Of course, there’s the argument that since rock-and-roll is just for fun, we needn’t hold it to the same standards as other types of music. Ask a rock musician for a second opinion about that. (And, if the same argument were made in other fields, I can imagine someone saying, “Ice cream is just for fun, so it needn’t have any good ingredients…” You can see my point.) It is just for fun, mostly, but it’s a lot less fun if it’s done badly. …and the real kicker here was that some of the members of this band were the original members of Heart. What has happened…? In their defense, the vocalist did sound a lot like one of the original Wilson sisters, and this may have been a mostly unrehearsed band (they announced at the beginning that one of the guitarists was from another band that had just finished playing elsewhere in the festival). So, I suppose I could cut them some slack. At least some of the other people there seemed to be enjoying the music.

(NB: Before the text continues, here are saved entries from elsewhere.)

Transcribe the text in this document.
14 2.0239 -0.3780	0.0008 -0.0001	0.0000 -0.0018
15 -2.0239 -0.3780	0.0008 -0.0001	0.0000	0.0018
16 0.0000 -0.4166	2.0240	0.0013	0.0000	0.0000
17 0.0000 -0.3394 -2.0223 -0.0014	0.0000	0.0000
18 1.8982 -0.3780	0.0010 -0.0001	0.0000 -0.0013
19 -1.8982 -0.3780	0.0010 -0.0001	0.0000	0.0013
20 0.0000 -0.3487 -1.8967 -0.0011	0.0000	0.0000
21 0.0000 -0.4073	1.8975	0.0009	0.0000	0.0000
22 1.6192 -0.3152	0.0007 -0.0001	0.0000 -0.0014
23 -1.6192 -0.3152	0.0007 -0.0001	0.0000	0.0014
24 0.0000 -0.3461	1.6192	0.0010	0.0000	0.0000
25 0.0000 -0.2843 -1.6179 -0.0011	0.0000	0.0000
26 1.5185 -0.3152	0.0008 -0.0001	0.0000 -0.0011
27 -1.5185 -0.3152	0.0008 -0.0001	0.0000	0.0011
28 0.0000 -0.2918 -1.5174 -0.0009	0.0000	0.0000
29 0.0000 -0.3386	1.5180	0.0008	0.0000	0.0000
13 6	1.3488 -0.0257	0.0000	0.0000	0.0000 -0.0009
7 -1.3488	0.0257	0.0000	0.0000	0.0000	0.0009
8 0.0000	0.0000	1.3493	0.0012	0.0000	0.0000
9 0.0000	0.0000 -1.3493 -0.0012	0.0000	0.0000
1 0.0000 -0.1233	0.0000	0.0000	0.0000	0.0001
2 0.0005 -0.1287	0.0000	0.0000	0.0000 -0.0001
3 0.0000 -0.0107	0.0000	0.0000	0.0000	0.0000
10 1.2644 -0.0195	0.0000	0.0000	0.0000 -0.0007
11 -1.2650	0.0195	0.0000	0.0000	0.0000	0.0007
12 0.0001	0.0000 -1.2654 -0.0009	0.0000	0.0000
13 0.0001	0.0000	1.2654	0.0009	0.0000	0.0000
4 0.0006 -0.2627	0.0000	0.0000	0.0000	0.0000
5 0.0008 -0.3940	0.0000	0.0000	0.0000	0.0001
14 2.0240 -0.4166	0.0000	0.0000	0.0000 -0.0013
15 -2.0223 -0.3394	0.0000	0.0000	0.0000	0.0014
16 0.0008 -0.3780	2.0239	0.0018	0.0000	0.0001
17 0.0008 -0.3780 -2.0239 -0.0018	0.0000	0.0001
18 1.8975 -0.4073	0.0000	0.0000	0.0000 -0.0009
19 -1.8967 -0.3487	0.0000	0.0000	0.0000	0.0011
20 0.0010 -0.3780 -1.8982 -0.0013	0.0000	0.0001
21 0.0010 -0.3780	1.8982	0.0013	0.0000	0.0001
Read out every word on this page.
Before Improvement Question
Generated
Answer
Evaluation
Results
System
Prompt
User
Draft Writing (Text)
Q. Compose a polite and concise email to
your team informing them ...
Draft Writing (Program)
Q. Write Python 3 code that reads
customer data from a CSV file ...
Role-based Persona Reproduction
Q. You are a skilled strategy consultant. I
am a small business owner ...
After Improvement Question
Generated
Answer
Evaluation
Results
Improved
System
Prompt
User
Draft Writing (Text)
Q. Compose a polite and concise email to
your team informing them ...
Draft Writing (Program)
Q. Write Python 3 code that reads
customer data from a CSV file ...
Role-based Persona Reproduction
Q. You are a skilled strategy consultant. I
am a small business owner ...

So that was that. The food was delicious (I had a salmon piroshky and a salmon salad, ended with a dessert oddity – a deep-fried Snickers bar – just as weird but not as tasty as I’d expected) but it was expensive, and the place was hot and dusty and the music was mediocre. I can’t say if I’ll be back next year.

1 comment:

  1. Hey S.E. Scribner- I just found this, a few years later. Wanted to thank you for the positives on "Borrowed Time". That was a fun and very HOT day. Glad you liked it. We play at Tulalip Casino regularly and will be at Lynnwood's Sound Check Bar and Grill on March 5, 2015. Incidently, we do play both Babe and Castle Walls. :)
    Thanks again, it's always nice to hear good reports on the band!